Une boutique de parfum, voilà qui était original, ce n'était surement pas à Stagj que l'on pouvait trouver de pareille découverte. Elle comprit mieux l'odeur oppressante de l'air et le nom de la boutique.
" Je voudrais accéder à la demeure du haut-conseiller Livraux. Je suis Aléna et j'ai ici une lettre de recommandation."
Un homme sortit de la pénombre et Aléna put enfin mettre un visage sur cette voix grave qui l'avait faite sursauter. Le vieil homme lui fit penser à Rudrick Hessle. Il était petit et trapu et portait une barbe grise et courte dans laquelle s'entremêlent quelques fines tresses.
" Mais bien sûr, suivez-moi." dit-il après avoir observé avec attention sa lettre. Il la conduisit dans l'arrière boutique où se trouvaient amassés des tas de fleurs séchées qui dégageaient une très forte odeur de feuilles mortes. Ils s'arrêtèrent finalement devant une petite porte en bois au fond le la pièce.
" Voici l'entrée des domestiques. Normalement vous vivez à l'intérieur de la demeure donc je ne devrais pas vous revoir de sitôt. Au revoir." dit le vieil homme en ouvrant la porte avec une grosse clef rouillée. "Et voici une lanterne, vous en aurez besoin durant la traversée. Si la flamme s'éteint, ne paniquez pas, il suffit d'aller tout droit." continua t-il en lui tendant une grosse lanterne de fer grisâtre. Aléna le remercia et s'engagea dans le sombre couloir.
Même avec la lumière de la lanterne, il lui fallut du temps pour s'habituer à l'obscurité du couloir. Elle distingua la forme des pierres sur les murs, le sol et le plafond et elle fut soudain prise d'une sensation de panique. Son cœur commença à battre plus vite et une goutte de sueur perla sur son front. Mais elle se rappela les leçons de Madame Figue, elle ne devait pas trembler. La peur ne devait pas la contrôler. Alors elle avança à pas lent dans le silence. Le chemin était en montée, elle se rendit compte qu'elle était en train d'escalader la colline. Elle se demanda comment tous les domestiques avant elle avaient bien pu parcourir le même chemin sans finir tétanisé à l'arrivée. Mais peut-être que c'était un test. Elle se souvint de ce que lui avait dit le vieil homme de la boutique des parfums, elle ne repasserait probablement pas pas là avant longtemps. Elle regretta de ne pas avoir dit au revoir à Amaury.
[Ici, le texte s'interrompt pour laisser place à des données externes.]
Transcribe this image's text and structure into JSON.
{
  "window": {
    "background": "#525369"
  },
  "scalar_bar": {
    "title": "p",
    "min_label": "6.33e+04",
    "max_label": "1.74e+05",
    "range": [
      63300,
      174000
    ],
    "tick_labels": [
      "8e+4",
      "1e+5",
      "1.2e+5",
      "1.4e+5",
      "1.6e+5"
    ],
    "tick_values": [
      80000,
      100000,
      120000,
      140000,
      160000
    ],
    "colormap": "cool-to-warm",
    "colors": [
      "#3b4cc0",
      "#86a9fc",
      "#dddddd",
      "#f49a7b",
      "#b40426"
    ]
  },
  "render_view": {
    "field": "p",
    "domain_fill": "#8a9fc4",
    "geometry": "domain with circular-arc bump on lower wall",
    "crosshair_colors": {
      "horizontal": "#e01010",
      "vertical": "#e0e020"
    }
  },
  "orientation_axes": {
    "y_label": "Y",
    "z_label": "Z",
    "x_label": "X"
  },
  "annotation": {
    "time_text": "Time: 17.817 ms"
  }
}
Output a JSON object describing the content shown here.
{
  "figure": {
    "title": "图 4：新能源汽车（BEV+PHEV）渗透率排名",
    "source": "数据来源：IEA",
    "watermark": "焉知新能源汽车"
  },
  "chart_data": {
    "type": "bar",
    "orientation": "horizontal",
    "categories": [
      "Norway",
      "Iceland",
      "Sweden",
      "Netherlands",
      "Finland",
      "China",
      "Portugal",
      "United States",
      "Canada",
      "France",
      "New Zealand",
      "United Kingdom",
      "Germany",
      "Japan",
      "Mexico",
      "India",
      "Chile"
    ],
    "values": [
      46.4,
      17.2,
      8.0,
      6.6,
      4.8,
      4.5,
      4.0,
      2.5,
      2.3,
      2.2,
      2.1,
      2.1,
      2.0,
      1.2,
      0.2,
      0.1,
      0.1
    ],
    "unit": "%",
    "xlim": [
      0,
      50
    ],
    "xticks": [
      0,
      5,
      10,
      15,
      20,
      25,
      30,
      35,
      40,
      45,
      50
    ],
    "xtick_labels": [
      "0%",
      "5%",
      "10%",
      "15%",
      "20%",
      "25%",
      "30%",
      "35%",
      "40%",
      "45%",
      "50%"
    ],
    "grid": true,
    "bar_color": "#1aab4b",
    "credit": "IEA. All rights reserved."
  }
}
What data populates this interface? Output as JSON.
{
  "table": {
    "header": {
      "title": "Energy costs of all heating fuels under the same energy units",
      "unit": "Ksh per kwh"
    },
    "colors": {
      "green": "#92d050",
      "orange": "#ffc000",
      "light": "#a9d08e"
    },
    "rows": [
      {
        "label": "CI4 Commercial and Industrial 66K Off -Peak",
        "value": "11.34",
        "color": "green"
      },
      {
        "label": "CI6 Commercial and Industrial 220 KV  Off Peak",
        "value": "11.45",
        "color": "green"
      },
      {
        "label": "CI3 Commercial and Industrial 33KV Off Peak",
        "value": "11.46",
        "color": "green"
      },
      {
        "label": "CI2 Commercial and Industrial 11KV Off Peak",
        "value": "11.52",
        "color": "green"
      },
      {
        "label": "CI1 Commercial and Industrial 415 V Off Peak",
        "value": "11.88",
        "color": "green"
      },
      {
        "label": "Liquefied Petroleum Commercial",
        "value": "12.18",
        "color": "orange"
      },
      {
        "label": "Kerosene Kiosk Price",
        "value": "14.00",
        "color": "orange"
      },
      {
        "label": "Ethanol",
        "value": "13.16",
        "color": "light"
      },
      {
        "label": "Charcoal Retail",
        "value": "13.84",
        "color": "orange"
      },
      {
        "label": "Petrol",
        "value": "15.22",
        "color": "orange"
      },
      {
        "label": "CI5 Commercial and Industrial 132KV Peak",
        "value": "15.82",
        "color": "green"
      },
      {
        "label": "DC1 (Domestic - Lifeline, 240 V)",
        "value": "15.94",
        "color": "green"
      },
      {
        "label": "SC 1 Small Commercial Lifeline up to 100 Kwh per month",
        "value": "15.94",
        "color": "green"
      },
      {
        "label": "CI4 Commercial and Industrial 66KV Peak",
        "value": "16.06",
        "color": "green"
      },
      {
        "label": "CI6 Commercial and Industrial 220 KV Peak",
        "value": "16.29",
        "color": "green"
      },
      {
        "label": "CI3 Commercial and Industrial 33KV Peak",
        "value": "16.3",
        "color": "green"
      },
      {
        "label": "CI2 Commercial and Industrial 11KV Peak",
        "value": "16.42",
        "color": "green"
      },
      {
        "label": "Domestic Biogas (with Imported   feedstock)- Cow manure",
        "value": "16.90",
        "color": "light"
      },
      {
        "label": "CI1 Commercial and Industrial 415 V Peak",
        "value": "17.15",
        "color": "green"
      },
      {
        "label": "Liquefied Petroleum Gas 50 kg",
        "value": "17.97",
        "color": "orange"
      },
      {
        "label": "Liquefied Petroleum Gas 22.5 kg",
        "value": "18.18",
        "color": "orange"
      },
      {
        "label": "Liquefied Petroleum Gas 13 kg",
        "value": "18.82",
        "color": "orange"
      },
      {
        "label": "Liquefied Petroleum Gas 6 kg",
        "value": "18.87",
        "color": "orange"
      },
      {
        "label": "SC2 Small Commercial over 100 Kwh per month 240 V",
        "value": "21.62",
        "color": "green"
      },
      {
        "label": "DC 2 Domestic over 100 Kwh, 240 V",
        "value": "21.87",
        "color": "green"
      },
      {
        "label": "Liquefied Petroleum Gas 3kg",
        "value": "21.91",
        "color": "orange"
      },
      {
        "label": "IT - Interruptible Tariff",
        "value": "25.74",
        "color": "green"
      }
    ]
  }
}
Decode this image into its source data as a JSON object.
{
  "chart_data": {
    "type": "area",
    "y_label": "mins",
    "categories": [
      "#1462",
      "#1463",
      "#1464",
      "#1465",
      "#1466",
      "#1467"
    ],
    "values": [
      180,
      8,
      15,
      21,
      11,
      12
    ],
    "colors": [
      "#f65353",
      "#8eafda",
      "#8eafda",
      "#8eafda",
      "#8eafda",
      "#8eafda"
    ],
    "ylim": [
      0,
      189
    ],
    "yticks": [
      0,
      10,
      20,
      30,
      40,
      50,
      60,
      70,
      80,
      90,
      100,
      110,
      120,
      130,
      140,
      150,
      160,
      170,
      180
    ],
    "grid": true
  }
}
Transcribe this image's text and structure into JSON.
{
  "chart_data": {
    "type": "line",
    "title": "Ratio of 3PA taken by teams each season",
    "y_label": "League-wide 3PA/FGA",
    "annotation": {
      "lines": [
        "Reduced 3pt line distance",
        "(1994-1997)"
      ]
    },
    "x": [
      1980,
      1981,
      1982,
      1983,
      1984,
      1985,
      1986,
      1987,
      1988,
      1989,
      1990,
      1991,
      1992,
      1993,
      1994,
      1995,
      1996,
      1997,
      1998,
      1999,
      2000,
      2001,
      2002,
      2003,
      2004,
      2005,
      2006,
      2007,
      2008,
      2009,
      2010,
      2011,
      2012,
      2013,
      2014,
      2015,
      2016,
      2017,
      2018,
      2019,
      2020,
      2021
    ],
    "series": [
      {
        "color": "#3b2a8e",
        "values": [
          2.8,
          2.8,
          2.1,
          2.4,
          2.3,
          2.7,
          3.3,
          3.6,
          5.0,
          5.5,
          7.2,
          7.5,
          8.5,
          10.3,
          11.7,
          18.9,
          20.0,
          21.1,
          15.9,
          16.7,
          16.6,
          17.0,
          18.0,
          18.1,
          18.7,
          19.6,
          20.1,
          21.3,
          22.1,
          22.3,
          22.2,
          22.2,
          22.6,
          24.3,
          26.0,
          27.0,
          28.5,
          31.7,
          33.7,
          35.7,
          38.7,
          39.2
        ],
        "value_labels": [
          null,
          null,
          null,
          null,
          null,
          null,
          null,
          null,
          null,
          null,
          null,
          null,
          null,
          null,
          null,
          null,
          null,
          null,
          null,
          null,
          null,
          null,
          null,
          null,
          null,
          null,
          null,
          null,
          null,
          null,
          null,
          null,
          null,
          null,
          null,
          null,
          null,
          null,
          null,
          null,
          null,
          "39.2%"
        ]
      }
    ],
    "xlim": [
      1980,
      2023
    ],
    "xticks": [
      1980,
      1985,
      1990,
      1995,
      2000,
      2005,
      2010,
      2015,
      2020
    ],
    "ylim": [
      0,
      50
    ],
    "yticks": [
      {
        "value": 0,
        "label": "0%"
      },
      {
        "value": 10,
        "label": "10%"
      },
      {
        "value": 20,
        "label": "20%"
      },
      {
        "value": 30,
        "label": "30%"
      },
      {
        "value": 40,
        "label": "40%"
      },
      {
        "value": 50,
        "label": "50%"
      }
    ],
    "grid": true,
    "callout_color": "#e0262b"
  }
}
Lui qui s'était réveillé exprès pour lui souhaiter bonne chance.
Au bout de ce qui lui parut être une éternité, elle arriva devant une nouvelle porte en bois. Elle entra sans frapper et se retrouva directement dans une petite salle à l'allure coquette dans laquelle se trouvait une grande table en bois et un assortiment de fleurs dans un vase. La pièce était éclairée par plusieurs bougies et par une grande fenêtre qui donnait directement sur une petite cour intérieure, le sommet de la Colline sûrement. La salle n'était pas vide, une petite silhouette se trouvait avachie sur une chaise en bois, cachée derrière l'énorme bouquet posé sur la table. Une petite voix aiguë s'éleva dans les airs et la silhouette se redressa.
" Tu dois être Aléna, n'est ce pas ?"
Une jeune fille se trouvait désormais devant Aléna. Elle devait avoir quelques années de plus qu'elle et portait une robe bleue pâle et un tablier bleu marine. Ses yeux sombres étaient cerclés par de longs cils noirs et ses cheveux bruns tombaient en deux tresses dans son dos.
" Je suis Élise, je m'occupe de beaucoup de choses ici mais tu me retrouveras le plus souvent dans la cuisine." continua -t-elle. " On m'a demandé de te montrer le chemin."
" Vous avez tous dû passer par ce couloir ?" demanda Aléna encore tétanisée.
" Le boyau ? Oui on est tous passé par là. Ne me demande pas pourquoi nous sommes forcés de marcher en pente dans une grotte, je ne saurais pas te répondre. Sir Livraux a essayé de trouver un autre chemin mais apparemment c'est une tradition."
" Le boyau ?" répéta Aléna
" C'est comme ça qu'on appelle le tunnel. Viens, je vais te montrer ta chambre puis la cuisine, Katya a bien besoin d'une nouvelle apprentie, elle sera ravie de te rencontrer. Katya, c'est la cuisinière en chef, elle vient de Montaux."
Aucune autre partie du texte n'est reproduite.